If ProAPIs receives a request directly from a Data Subject, it will promptly forward the request to the Customer unless legally prohibited from doing so.

10. Data Breach Notification

In the event of a Data Breach affecting Personal Data processed under this DPA, ProAPIs will:

• Notify the Customer without undue delay (and in any event within 72 hours) upon becoming aware of the breach
• Provide sufficient information to enable the Customer to meet its notification obligations
• Cooperate with the Customer to investigate and remediate the breach
• Take reasonable steps to mitigate the effects of the breach

11. Audits and Inspections

ProAPIs will:

• Make available to the Customer all information reasonably necessary to demonstrate compliance with this DPA
• Allow for and contribute to audits, including inspections, conducted by the Customer or an authorized auditor
• Provide audit reports or certifications upon reasonable request

Audits shall be conducted with reasonable notice and during normal business hours, and shall not unreasonably disrupt ProAPIs' operations.
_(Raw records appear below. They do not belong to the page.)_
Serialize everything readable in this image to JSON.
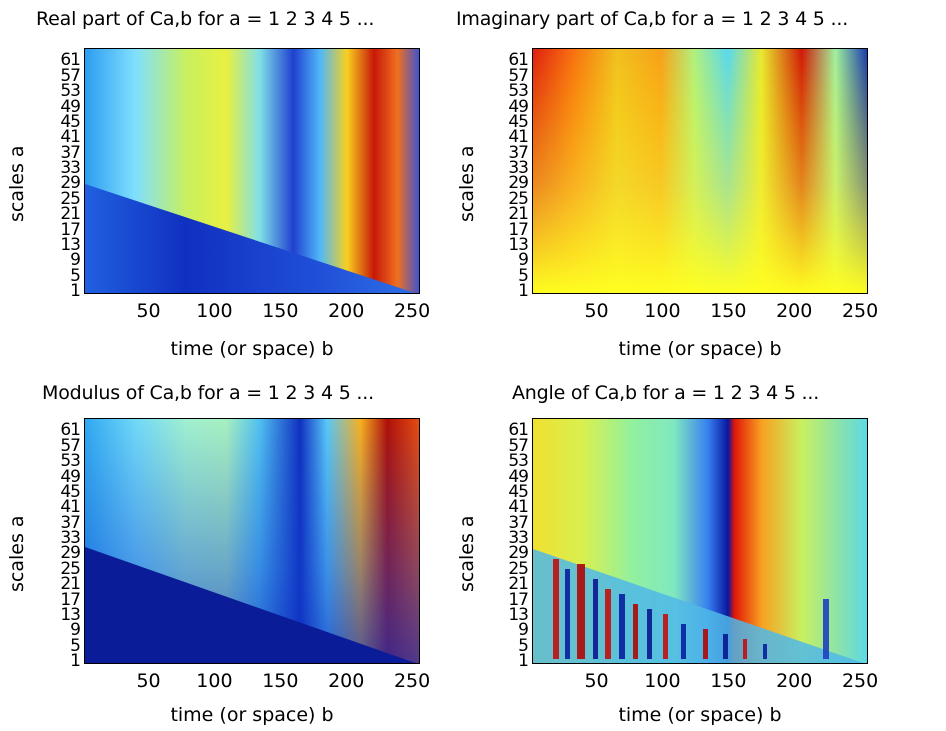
{
  "chart_data": [
    {
      "type": "heatmap",
      "title": "Real part of Ca,b for a =  1 2 3 4 5 ...",
      "xlabel": "time (or space) b",
      "ylabel": "scales a",
      "xlim": [
        1,
        256
      ],
      "ylim": [
        1,
        64
      ],
      "xticks": [
        "50",
        "100",
        "150",
        "200",
        "250"
      ],
      "yticks": [
        "1",
        "5",
        "9",
        "13",
        "17",
        "21",
        "25",
        "29",
        "33",
        "37",
        "41",
        "45",
        "49",
        "53",
        "57",
        "61"
      ],
      "colormap": "jet"
    },
    {
      "type": "heatmap",
      "title": "Imaginary part of Ca,b for a =  1 2 3 4 5 ...",
      "xlabel": "time (or space) b",
      "ylabel": "scales a",
      "xlim": [
        1,
        256
      ],
      "ylim": [
        1,
        64
      ],
      "xticks": [
        "50",
        "100",
        "150",
        "200",
        "250"
      ],
      "yticks": [
        "1",
        "5",
        "9",
        "13",
        "17",
        "21",
        "25",
        "29",
        "33",
        "37",
        "41",
        "45",
        "49",
        "53",
        "57",
        "61"
      ],
      "colormap": "jet"
    },
    {
      "type": "heatmap",
      "title": "Modulus of Ca,b for a =  1 2 3 4 5 ...",
      "xlabel": "time (or space) b",
      "ylabel": "scales a",
      "xlim": [
        1,
        256
      ],
      "ylim": [
        1,
        64
      ],
      "xticks": [
        "50",
        "100",
        "150",
        "200",
        "250"
      ],
      "yticks": [
        "1",
        "5",
        "9",
        "13",
        "17",
        "21",
        "25",
        "29",
        "33",
        "37",
        "41",
        "45",
        "49",
        "53",
        "57",
        "61"
      ],
      "colormap": "jet"
    },
    {
      "type": "heatmap",
      "title": "Angle of Ca,b for a =  1 2 3 4 5 ...",
      "xlabel": "time (or space) b",
      "ylabel": "scales a",
      "xlim": [
        1,
        256
      ],
      "ylim": [
        1,
        64
      ],
      "xticks": [
        "50",
        "100",
        "150",
        "200",
        "250"
      ],
      "yticks": [
        "1",
        "5",
        "9",
        "13",
        "17",
        "21",
        "25",
        "29",
        "33",
        "37",
        "41",
        "45",
        "49",
        "53",
        "57",
        "61"
      ],
      "colormap": "jet"
    }
  ]
}
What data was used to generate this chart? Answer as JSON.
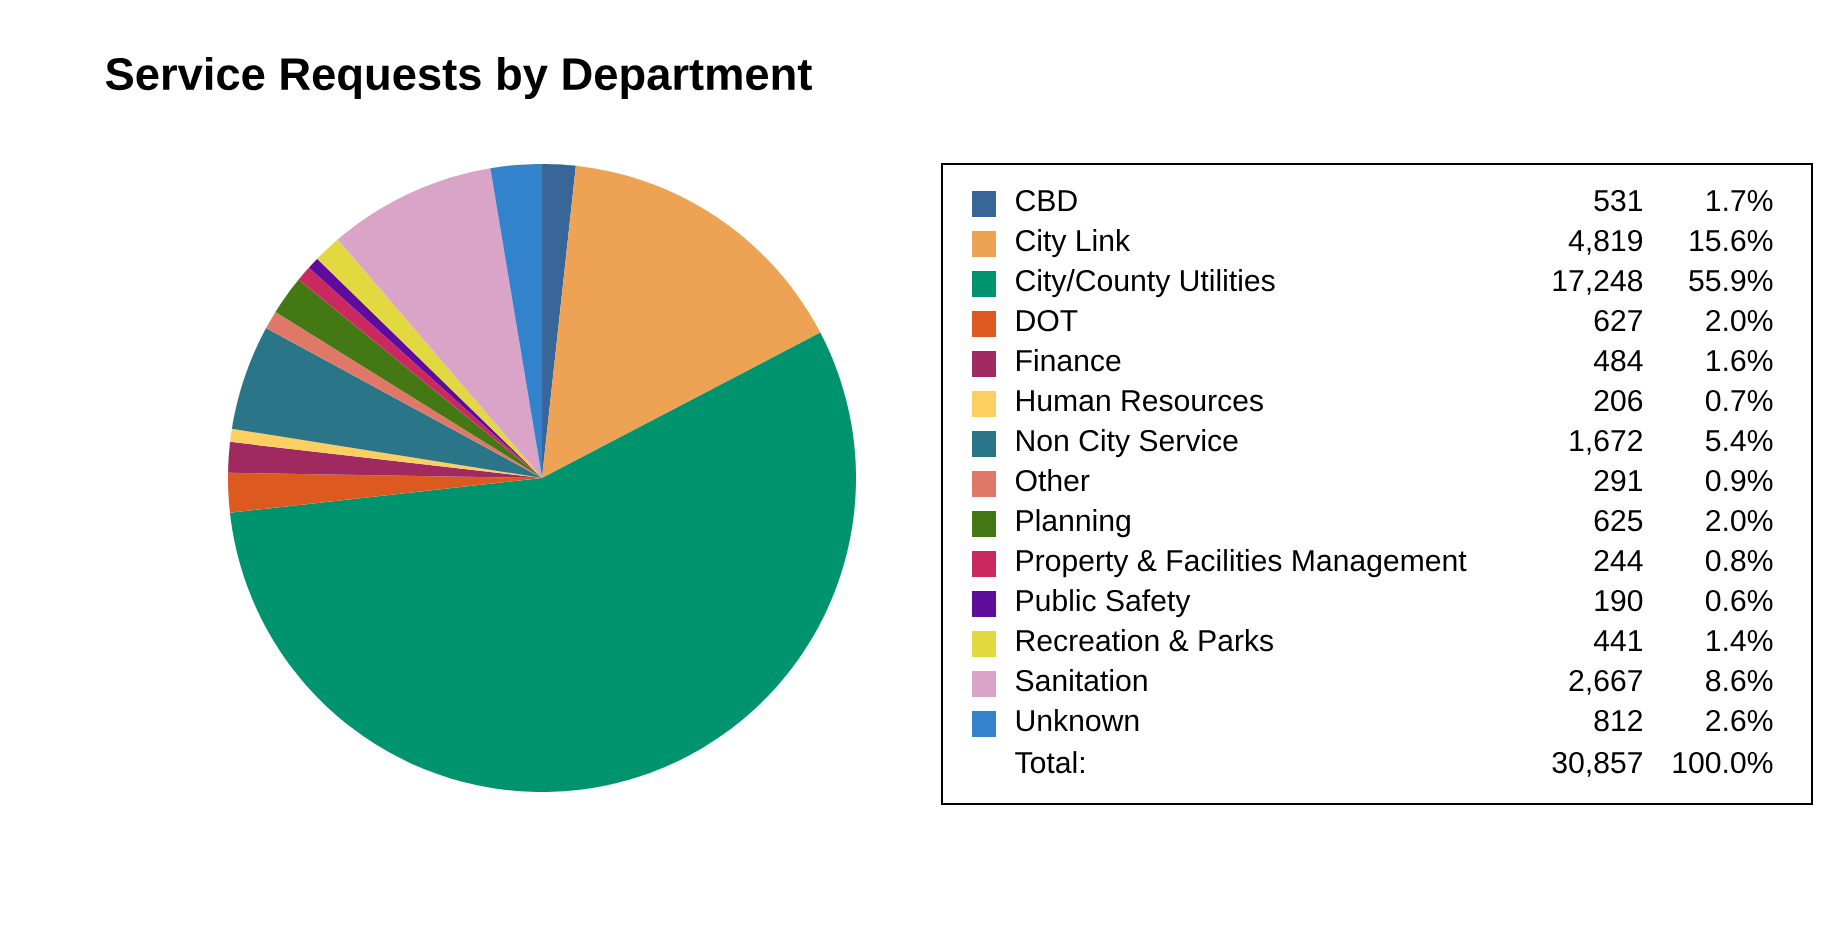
{
  "chart_data": {
    "type": "pie",
    "title": "Service Requests by Department",
    "categories": [
      "CBD",
      "City Link",
      "City/County Utilities",
      "DOT",
      "Finance",
      "Human Resources",
      "Non City Service",
      "Other",
      "Planning",
      "Property & Facilities Management",
      "Public Safety",
      "Recreation & Parks",
      "Sanitation",
      "Unknown"
    ],
    "values": [
      531,
      4819,
      17248,
      627,
      484,
      206,
      1672,
      291,
      625,
      244,
      190,
      441,
      2667,
      812
    ],
    "value_labels": [
      "531",
      "4,819",
      "17,248",
      "627",
      "484",
      "206",
      "1,672",
      "291",
      "625",
      "244",
      "190",
      "441",
      "2,667",
      "812"
    ],
    "colors": [
      "#386698",
      "#eea254",
      "#00946e",
      "#dc5a20",
      "#a02a60",
      "#fcd060",
      "#2a7588",
      "#e07868",
      "#437814",
      "#cc2860",
      "#5e0c9c",
      "#e2d840",
      "#d9a4c8",
      "#3282cc"
    ],
    "annotations": [
      "1.7%",
      "15.6%",
      "55.9%",
      "2.0%",
      "1.6%",
      "0.7%",
      "5.4%",
      "0.9%",
      "2.0%",
      "0.8%",
      "0.6%",
      "1.4%",
      "8.6%",
      "2.6%",
      "Total:",
      "30,857",
      "100.0%"
    ],
    "legend": "right"
  }
}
12. Data Retention and Deletion

Upon termination of services or upon the Customer's request, ProAPIs will:

• Return all Personal Data to the Customer in a commonly used format, or
• Delete all Personal Data and certify such deletion in writing

ProAPIs may retain Personal Data to the extent required by applicable law, subject to appropriate confidentiality and security measures.

13. Term and Termination

This DPA shall remain in effect for the duration of the service agreement between ProAPIs and the Customer. The obligations relating to data protection, confidentiality, and security shall survive termination of this DPA.

14. Governing Law

This DPA shall be governed by and construed in accordance with the same laws that govern the underlying service agreement, except where Data Protection Laws require otherwise.